Toplantı dağıldıktan sonra Nazif Kemal’in odasına gidiyorum. Nazif önemli bir görüşme yapıyor, kapıda bekliyorum. Ben bir şey diyemeden Nazif anlatmaya başlıyor. Başbakan aramış, yeni haberi iletmiş: ilk halesiz yakalanmış. Frankfurt’ta iki kişi, bir yıldır kayıp olan ve halesiz fotoğrafları remindy.me’de bulunan bir arkadaşlarını görmüşler, yanına gitmişler; halesiz, onları görünce kaçmaya çalışmış ama yakalamışlar.

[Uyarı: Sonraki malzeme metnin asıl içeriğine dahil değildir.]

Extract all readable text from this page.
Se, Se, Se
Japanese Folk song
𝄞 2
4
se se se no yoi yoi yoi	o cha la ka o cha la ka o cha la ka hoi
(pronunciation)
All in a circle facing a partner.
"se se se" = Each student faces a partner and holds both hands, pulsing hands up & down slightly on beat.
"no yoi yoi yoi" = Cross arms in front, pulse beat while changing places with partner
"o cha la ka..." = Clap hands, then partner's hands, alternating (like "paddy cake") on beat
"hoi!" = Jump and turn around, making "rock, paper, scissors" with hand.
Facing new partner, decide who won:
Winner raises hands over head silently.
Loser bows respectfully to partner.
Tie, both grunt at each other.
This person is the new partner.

Bunun üzerine halesiz kendi arkadaşlarına silah çekerek ateş etmiş ve ikisini de öldürmüş, ardından bir kurşun da kendine sıkmış. Hemen hastaneye kaldırılmış, hayati tehlikesi varmış. Başbakan, benim de MİT’ten bir ekiple hemen Almanya’ya gitmemi istiyormuş.
20.
Frankfurt’a indiğimizde adamın öldüğünü öğreniyoruz, ama yine de gidiyoruz hastaneye. Ölmeden önce çekilen mindyfo’larına bakıyorum – solgun da olsa halesi olduğu görülüyor, o durumdaki her insanın ancak o kadar halesi olur bence. Adamın nereden geldiği, nasıl geldiği bir muamma; görgü tanıklarının ifadesine göre, adam tabancayı kendi kafasına dayamadan önce “Biz ruhu olanlarız. Siz ruhsuzların dünyasından kendimizi korumaya çalıştık. Kendi dünyamızı kurup oraya atladık. Ama fotoğraflarınız bizi öldürüyor,” demiş.
21.
İstanbul’a döndükten sonra ofisimde, televizyona bakıyorum. Dünyanın çeşitli yerlerinde sokak gösterileri, televizyon mikrofonlarına konuşan öfkeli insanlar: Önce sevdiklerini yitirdiği için üzülmüş, ardından onların bir yerlerde bir şekilde hala yaşadığını öğrendiği için sevinmiş insanlar, şimdi o sevdikleri tarafından “ruhsuz” olarak adlandırılmayı hazmedemiyor. Gidenlerin burnu büyüklüğüne ve bencilliğine dayanamıyorlar. Ama en çok, başka bir dünyaya çekilip, bizim dünyamızda kimseye görünmeden dolaşıyor olmalarından nefret ediyorlar sanırım, mahremiyetleri yok olduğu için.
22.
Annem arıyor, “Çok fenayım,” diyor, ayrıntı vermiyor. Mecburen kalkıp ona gidiyorum. Haberleri dinlemiş olduğunu anlıyorum.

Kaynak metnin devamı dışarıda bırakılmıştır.